The security shortfalls include the following:

  • There is inadequate data encryption, or the converting of voter registration information into unreadable code. Inadequate encryption means hackers can easily access voters’ personal data.
  • There are insufficient access and data minimization controls. The agreement permits password-only access to the data, rather than requiring multifactor authentication. It also fails to limit any sharing of the data beyond the stated purpose of the collection.
  • The DOJ has not explained how it will ensure that contractors, with whom it explicitly plans to share the data, are vetted and that they safeguard voters’ private information, as required by federal law.
  • There is no audit log analysis or defined reporting process. No one will review or analyze who accesses the data, so no one will detect any problems that occur. In the event the DOJ does detect any problems, such as unauthorized access to information or other data breaches, there is no required timeframe to report problems back to the states.
  • The DOJ plans to “archive” and store data after its analysis rather than destroy it. Archiving data will create a permanent federal registry of voters’ sensitive information that will always be available.

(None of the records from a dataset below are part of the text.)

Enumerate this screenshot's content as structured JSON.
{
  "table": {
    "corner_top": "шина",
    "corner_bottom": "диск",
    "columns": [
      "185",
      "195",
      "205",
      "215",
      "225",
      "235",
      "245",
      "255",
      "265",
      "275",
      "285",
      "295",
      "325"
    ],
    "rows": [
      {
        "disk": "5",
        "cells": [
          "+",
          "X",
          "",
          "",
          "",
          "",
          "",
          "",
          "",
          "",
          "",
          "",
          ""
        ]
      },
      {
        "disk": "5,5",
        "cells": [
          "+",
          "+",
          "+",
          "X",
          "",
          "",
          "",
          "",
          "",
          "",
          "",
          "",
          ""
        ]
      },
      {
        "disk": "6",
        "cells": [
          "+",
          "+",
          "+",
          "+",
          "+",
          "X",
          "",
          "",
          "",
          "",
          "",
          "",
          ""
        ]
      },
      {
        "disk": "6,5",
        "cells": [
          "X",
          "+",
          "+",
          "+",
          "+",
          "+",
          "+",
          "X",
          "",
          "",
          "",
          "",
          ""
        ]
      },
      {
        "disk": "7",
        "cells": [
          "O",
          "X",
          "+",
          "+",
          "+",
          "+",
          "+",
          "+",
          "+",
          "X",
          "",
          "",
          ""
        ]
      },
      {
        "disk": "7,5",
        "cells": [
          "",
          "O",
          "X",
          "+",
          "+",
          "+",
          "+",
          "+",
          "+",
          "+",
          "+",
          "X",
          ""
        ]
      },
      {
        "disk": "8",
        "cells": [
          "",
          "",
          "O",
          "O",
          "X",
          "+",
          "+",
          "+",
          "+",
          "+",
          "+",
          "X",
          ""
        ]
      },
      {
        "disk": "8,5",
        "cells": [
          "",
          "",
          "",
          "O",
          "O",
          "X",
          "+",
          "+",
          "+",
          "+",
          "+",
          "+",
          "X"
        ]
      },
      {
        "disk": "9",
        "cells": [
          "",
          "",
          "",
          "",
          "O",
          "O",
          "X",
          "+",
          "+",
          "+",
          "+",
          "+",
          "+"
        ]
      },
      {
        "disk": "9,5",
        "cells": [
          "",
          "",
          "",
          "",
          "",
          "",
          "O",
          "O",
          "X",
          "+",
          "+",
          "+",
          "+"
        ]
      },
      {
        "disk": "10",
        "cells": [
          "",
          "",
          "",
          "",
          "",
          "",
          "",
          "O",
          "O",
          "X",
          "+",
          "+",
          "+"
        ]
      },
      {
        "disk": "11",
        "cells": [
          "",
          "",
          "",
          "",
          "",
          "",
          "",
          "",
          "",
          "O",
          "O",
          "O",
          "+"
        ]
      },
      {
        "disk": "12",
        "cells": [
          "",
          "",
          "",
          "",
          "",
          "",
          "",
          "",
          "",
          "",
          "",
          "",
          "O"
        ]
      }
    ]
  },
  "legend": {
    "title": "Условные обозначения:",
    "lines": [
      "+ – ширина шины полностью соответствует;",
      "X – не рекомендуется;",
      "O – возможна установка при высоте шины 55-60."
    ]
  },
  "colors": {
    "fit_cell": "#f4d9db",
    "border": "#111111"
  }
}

These cybersecurity failures exacerbate what is known as the mosaic effect. Voter registration lists include significant amounts of information about each voter — some combination of name, residential address, date of birth, driver’s license number, full or partial Social Security number, email address, telephone number, registration date, registration status, voting history, and political party. Aggregation of so much voter registration data, combined with other available information from commercial data brokers, financial leaks, and federal databases, offers an easy centralized target for bad actors.

Potential breaches of this data raise at least three concerns. First, the mosaic effect would allow a bad actor to use a voter’s information for identity theft. Second, by leaking information about a successful security breach, an adverse nation state could exploit the accumulated data to create fear, assert power, and undermine confidence in our government. Third, a bad actor could use this information to remove targeted names from voter registration lists without quick or easy detection.

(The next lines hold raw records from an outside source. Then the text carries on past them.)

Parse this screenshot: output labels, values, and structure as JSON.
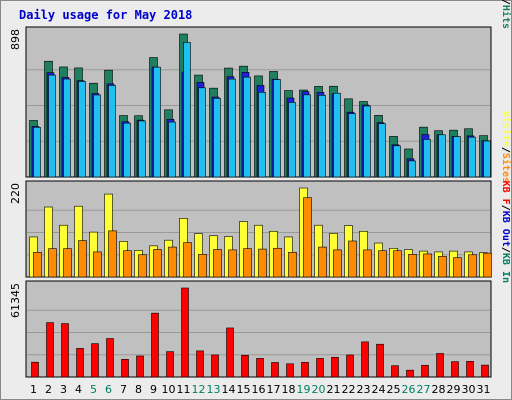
{
  "chart_data": {
    "type": "bar",
    "title": "Daily usage for May 2018",
    "categories": [
      "1",
      "2",
      "3",
      "4",
      "5",
      "6",
      "7",
      "8",
      "9",
      "10",
      "11",
      "12",
      "13",
      "14",
      "15",
      "16",
      "17",
      "18",
      "19",
      "20",
      "21",
      "22",
      "23",
      "24",
      "25",
      "26",
      "27",
      "28",
      "29",
      "30",
      "31"
    ],
    "weekend_days": [
      "5",
      "6",
      "12",
      "13",
      "19",
      "20",
      "26",
      "27"
    ],
    "colors": {
      "title": "#0000cc",
      "weekday_label": "#000000",
      "weekend_label": "#008060",
      "plot_bg": "#c0c0c0",
      "hits": "#1f7f5f",
      "files": "#1f1fdf",
      "pages": "#1fbfef",
      "visits": "#ffff33",
      "sites": "#ff8c00",
      "kbin": "#008060",
      "kbout": "#0000cc",
      "kbf": "#ff0000"
    },
    "panels": [
      {
        "name": "pages-files-hits",
        "ymax": 898,
        "ymax_label": "898",
        "legend": [
          "Pages",
          "/",
          "Files",
          "/",
          "Hits"
        ],
        "legend_colors": [
          "#1fbfef",
          "#000000",
          "#1f1fdf",
          "#000000",
          "#1f7f5f"
        ],
        "series": [
          {
            "name": "Hits",
            "values": [
              355,
              727,
              691,
              685,
              589,
              671,
              386,
              385,
              750,
              422,
              898,
              640,
              558,
              684,
              696,
              635,
              663,
              543,
              546,
              569,
              570,
              491,
              474,
              387,
              255,
              176,
              313,
              291,
              294,
              303,
              260
            ]
          },
          {
            "name": "Files",
            "values": [
              318,
              655,
              625,
              605,
              524,
              585,
              347,
              357,
              690,
              362,
              659,
              594,
              502,
              630,
              657,
              575,
              614,
              496,
              536,
              531,
              522,
              407,
              452,
              341,
              202,
              114,
              266,
              265,
              254,
              258,
              228
            ]
          },
          {
            "name": "Pages",
            "values": [
              312,
              640,
              615,
              600,
              515,
              575,
              338,
              352,
              690,
              345,
              845,
              560,
              494,
              615,
              627,
              532,
              612,
              468,
              516,
              513,
              526,
              398,
              446,
              335,
              196,
              101,
              236,
              265,
              254,
              250,
              226
            ]
          }
        ]
      },
      {
        "name": "visits-sites",
        "ymax": 220,
        "ymax_label": "220",
        "legend": [
          "Visits",
          "/",
          "Sites"
        ],
        "legend_colors": [
          "#ffff33",
          "#000000",
          "#ff8c00"
        ],
        "series": [
          {
            "name": "Visits",
            "values": [
              99,
              173,
              128,
              175,
              111,
              205,
              88,
              66,
              77,
              91,
              145,
              107,
              102,
              100,
              137,
              128,
              113,
              99,
              220,
              128,
              108,
              127,
              113,
              84,
              71,
              68,
              64,
              62,
              64,
              62,
              60
            ]
          },
          {
            "name": "Sites",
            "values": [
              61,
              70,
              70,
              90,
              62,
              114,
              65,
              55,
              68,
              74,
              85,
              56,
              68,
              67,
              70,
              69,
              71,
              61,
              196,
              74,
              67,
              89,
              67,
              65,
              65,
              56,
              57,
              51,
              48,
              55,
              59
            ]
          }
        ]
      },
      {
        "name": "kb",
        "ymax": 61345,
        "ymax_label": "61345",
        "legend": [
          "KB F",
          "/",
          "KB Out",
          "/",
          "KB In"
        ],
        "legend_colors": [
          "#ff0000",
          "#000000",
          "#0000cc",
          "#000000",
          "#008060"
        ],
        "series": [
          {
            "name": "KB F",
            "values": [
              10200,
              37500,
              36800,
              19700,
              23000,
              26500,
              12200,
              14500,
              44000,
              17500,
              61345,
              18000,
              15200,
              33800,
              15000,
              12800,
              10000,
              9100,
              10100,
              12800,
              13600,
              15200,
              24200,
              22600,
              7800,
              4700,
              8100,
              16200,
              10600,
              10800,
              8200
            ]
          }
        ]
      }
    ]
  }
}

Given recent examples of poor information security and data handling by federal agencies, it is not safe to blindly trust the DOJ’s processes. In 2025, federal employees inappropriately uploaded confidential Social Security Administration data to an unapproved private server and entered into a “voter data agreement” to transfer that information to a political advocacy group aimed at finding evidence of alleged voter fraud and overturning election results. The interim director of the Cybersecurity and Infrastructure Security Agency, an agency created to “defend and secure cyberspace,” uploaded sensitive agency files into the public version of ChatGPT, thereby allowing OpenAI to use that information to answer questions from any of more than 700 million active users. And the head of the DOJ’s own Weaponization Working Group, established under the current attorney general to review the activities of people who previously investigated or prosecuted the president and his businesses, leaked grand jury materials.

Protecting citizens should be the hallmark of any government. Given state officials’ obligation to protect their voters’ sensitive information, the DOJ’s apparent lack of adequate security measures under federal law is yet one more reason for states to resist the attempt to amass nationwide voter registration data.